О докторе Шеффере на острове говорили как о начальнике гестапо, и Осокин при упоминании этого имени весь превратился в слух.

— Отто сейчас в Ла-Рошели. У него столько работы, столько работы! Временные неудачи немцев на фронте очень понизили мораль оккупационных войск. Но — это между нами, это секрет. По счастью, новое тайное оружие скоро восстановит положение. Когда Отто приедет на остров, я вас познакомлю — вы увидите, он очень интересный и культурный человек.

«Так вот в чем дело, — подумал Осокин, — это просто предложение работать на немцев, а я было подумал — раскаяние и попытка, хотя и запоздалая, получить прощение за сотрудничество с оккупантами…»

— Конечно, мне будет очень интересно познакомиться с доктором Шеффером, но я не понимаю, какое для него удовольствие знакомиться со мной? Я даже не француз?

— Вот что, Павел Николаевич, будем говорить откровенно. Я должна вас предупредить и предупреждаю по-родственному, как приемного отца моей племянницы, что у немцев о вас имеются плохие сведения. Если вас до сих пор не тронули, то это потому, что я за вас поручилась.

— Спасибо за вашу заботу, Мария Сергеевна. Осокину трудно было совладать с собой, и, как он ни старался, ему не удалось избавиться от иронии:

— Я очень рад, что ваше поручительство для немцев является серьезной гарантией. Вы можете ручаться за меня и в дальнейшем — я ни в чем не замешан и ничего не знаю. Если обо мне есть плохие, как вы говорите, сведения, то это потому, что я, должно быть, кому-нибудь пришелся не по душе. Что же поделаешь — я иностранец, не следует этого забывать…

— Говорят, вы дружили с кюре из Сен-Дени. Это очень плохая рекомендация, Павел Николаевич. Вы знаете, как кончил ваш друг? Его даже не отправили в Германию, а расстреляли на острове Ре.

— За что расстреляли отца Жана?

— Если расстреляли, так, значит, за дело. Немцы священников без дела не расстреливают. А вы разве не знали, что он расстрелян?

— Нет, не знал.

— И никто вас не предупредил?

— Кто же мог меня предупредить, Мария Сергеевна? Ведь я ни с кем не связан. Я — олеронский крестьянин. И вдобавок — иностранец.

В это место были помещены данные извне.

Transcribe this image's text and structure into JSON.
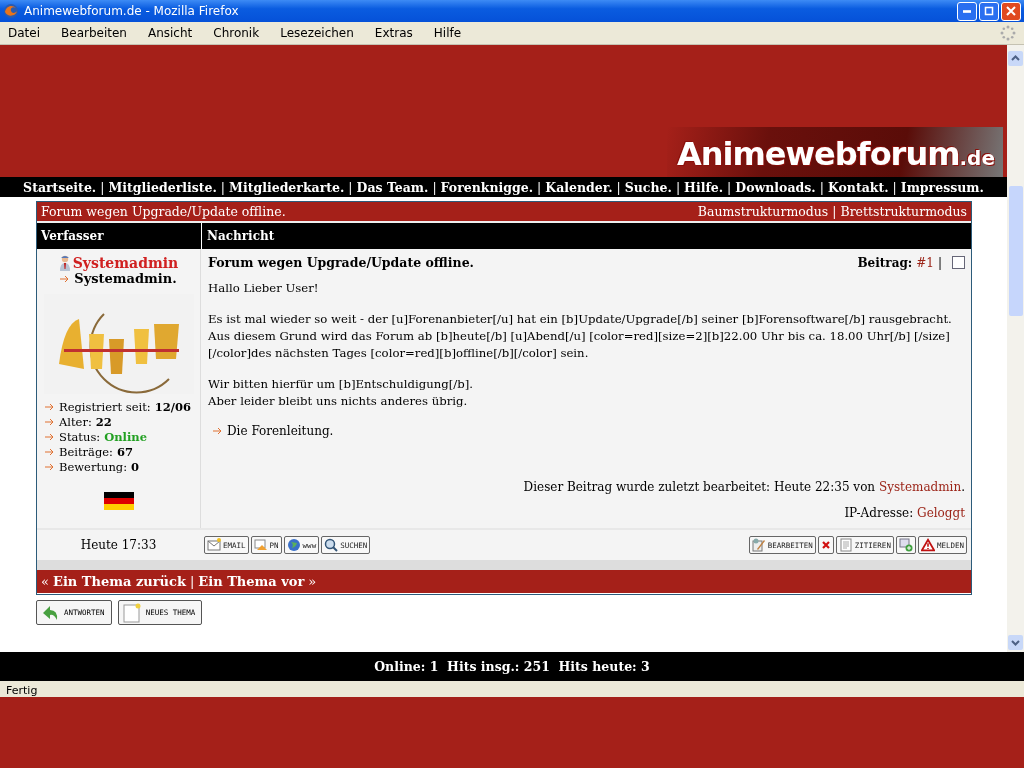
{
  "window": {
    "title": "Animewebforum.de - Mozilla Firefox"
  },
  "menu": [
    "Datei",
    "Bearbeiten",
    "Ansicht",
    "Chronik",
    "Lesezeichen",
    "Extras",
    "Hilfe"
  ],
  "logo": {
    "name": "Animewebforum",
    "suffix": ".de"
  },
  "nav": {
    "separator": "|",
    "items": [
      "Startseite.",
      "Mitgliederliste.",
      "Mitgliederkarte.",
      "Das Team.",
      "Forenknigge.",
      "Kalender.",
      "Suche.",
      "Hilfe.",
      "Downloads.",
      "Kontakt.",
      "Impressum."
    ]
  },
  "thread": {
    "title": "Forum wegen Upgrade/Update offline.",
    "views": [
      "Baumstrukturmodus",
      "Brettstrukturmodus"
    ]
  },
  "columns": [
    "Verfasser",
    "Nachricht"
  ],
  "author": {
    "name": "Systemadmin",
    "rank": "Systemadmin.",
    "stats": [
      {
        "label": "Registriert seit:",
        "value": "12/06",
        "kind": "plain"
      },
      {
        "label": "Alter:",
        "value": "22",
        "kind": "plain"
      },
      {
        "label": "Status:",
        "value": "Online",
        "kind": "status",
        "color": "#22a022"
      },
      {
        "label": "Beiträge:",
        "value": "67",
        "kind": "plain"
      },
      {
        "label": "Bewertung:",
        "value": "0",
        "kind": "plain"
      }
    ],
    "time": "Heute 17:33"
  },
  "post": {
    "title": "Forum wegen Upgrade/Update offline.",
    "number_label": "Beitrag:",
    "number": "#1",
    "separator": "|",
    "checked": false,
    "paragraphs": [
      [
        "Hallo Lieber User!"
      ],
      [
        "Es ist mal wieder so weit - der [u]Forenanbieter[/u] hat ein [b]Update/Upgrade[/b] seiner [b]Forensoftware[/b] rausgebracht. Aus diesem Grund wird das Forum ab [b]heute[/b] [u]Abend[/u] [color=red][size=2][b]22.00 Uhr bis ca. 18.00 Uhr[/b] [/size][/color]des nächsten Tages [color=red][b]offline[/b][/color] sein."
      ],
      [
        "Wir bitten hierfür um [b]Entschuldigung[/b].",
        "Aber leider bleibt uns nichts anderes übrig."
      ]
    ],
    "signature": "Die Forenleitung.",
    "edit_note": "Dieser Beitrag wurde zuletzt bearbeitet: Heute 22:35 von",
    "edit_user": "Systemadmin",
    "edit_end": ".",
    "ip_label": "IP-Adresse:",
    "ip_value": "Geloggt"
  },
  "left_buttons": [
    {
      "label": "EMAIL",
      "kind": "mail"
    },
    {
      "label": "PN",
      "kind": "pm"
    },
    {
      "label": "www",
      "kind": "web"
    },
    {
      "label": "SUCHEN",
      "kind": "search"
    }
  ],
  "right_buttons": [
    {
      "label": "BEARBEITEN",
      "kind": "edit"
    },
    {
      "kind": "delete"
    },
    {
      "label": "ZITIEREN",
      "kind": "quote"
    },
    {
      "kind": "add"
    },
    {
      "label": "MELDEN",
      "kind": "warn"
    }
  ],
  "thread_nav": {
    "prev_mark": "«",
    "prev": "Ein Thema zurück",
    "separator": "|",
    "next": "Ein Thema vor",
    "next_mark": "»"
  },
  "actions": [
    {
      "label": "ANTWORTEN",
      "kind": "reply"
    },
    {
      "label": "NEUES THEMA",
      "kind": "new"
    }
  ],
  "footer": "Online: 1  Hits insg.: 251  Hits heute: 3",
  "status_bar": "Fertig"
}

— Как хотите, Павел Николаевич, с моей стороны предупреждение сделано. Я вам протянула руку помощи. Подумайте как следует да и скажите мне о вашем решении. А Лиза-то как выросла, — вдруг воскликнула Мария Сергеевна, увидев входящую в столовую девочку. — Здравствуй, Лиза! Ты Колю не забыла?..

Прошло несколько недель. Тишина забвения и голода опустилась на остров — недалеко, всего в нескольких километрах, начиналась свободная Франция, а здесь по-прежнему царствовали синевато-зеленые мундиры оккупантов, реквизиции, аресты. Осокина никто не трогал, и ему стало казаться, что Мария Сергеевна просто запугивала его. «Что значил весь наш разговор? Может быть, она все-таки поверила мне и думает, что я ни к чему не причастен? Или я ошибся, и Мария Сергеевна хотела подготовить себе возможность отступления?» Осокин еще раз перебрал в памяти ее слова и снова подумал, что все-таки разговор был больше всего похож на предложение работать с немцами. «Неужели она еще верит в победу Гитлера, в новое оружие?»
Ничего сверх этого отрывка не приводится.